For opening a shell to the container just use 'mlc-open', which will automatically start the container if the container is not already running.
Stop machine learning containers
ml-stop container_name [-Y]
to explicitly stop a container.
mlc-stop on a container is comparable to a shutdown of a computer, all activate processes and open shells to the container will be terminated.
To force a stop on a container use:
mlc-stop my-container -Y
Remove/Delete a machine learning container
mlc-remove container_name
to remove the container.
Warning: the container will be unrecoverable deleted only data stored in the /workspace directory will be kept. Only use to clean up containers which are not needed any more.
mlc-remove my-container
Update ML Containers
mlc-update-sys
to update the container managment system to latest version.
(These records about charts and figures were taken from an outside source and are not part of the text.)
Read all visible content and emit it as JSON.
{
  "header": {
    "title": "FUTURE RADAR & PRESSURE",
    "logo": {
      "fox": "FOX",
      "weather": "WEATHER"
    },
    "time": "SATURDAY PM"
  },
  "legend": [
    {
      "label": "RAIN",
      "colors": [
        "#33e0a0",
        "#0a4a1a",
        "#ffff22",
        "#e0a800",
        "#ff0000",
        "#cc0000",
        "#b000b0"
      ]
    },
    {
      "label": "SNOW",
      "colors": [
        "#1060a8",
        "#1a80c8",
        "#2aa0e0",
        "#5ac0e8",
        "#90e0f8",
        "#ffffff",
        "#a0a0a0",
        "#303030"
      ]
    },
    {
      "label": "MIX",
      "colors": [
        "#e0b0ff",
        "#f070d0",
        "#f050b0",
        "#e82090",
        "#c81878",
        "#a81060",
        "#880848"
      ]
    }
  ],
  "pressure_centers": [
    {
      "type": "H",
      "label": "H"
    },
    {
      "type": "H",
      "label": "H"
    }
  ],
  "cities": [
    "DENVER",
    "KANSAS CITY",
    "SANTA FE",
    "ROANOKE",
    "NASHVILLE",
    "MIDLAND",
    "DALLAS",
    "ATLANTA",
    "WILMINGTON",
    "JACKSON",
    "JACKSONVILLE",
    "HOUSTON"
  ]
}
The container system and container repo will be updated to latest version. Run this command to check if new framework versions are available. On most systems privileged access (sudo password) is required to do so.
mlc-update-sys
That's it
With these basic but powerfull commands it is possible to create, open and manage your deep learning containers.
One can install apt and Python packages within the container which do not compromise the host system. An additional venv to manage your Python package is possible but not really necessary. Just create a new container to experiment with a new setup.
Open multiple instances of your containers and run your deep learning sessions. Share data and source between the container and host through the mounted workspace directory.
In case you are working on a workstation edit and manage your data and sources with your favourite editor running on the desktop of the host system and test your changes without pushing and pulling.
Installation
AIME machines come pre installed with AIME machine learning container management system. Just login and above commands are available to get started in seconds.
AIME ML containers is also available as a open source project on github.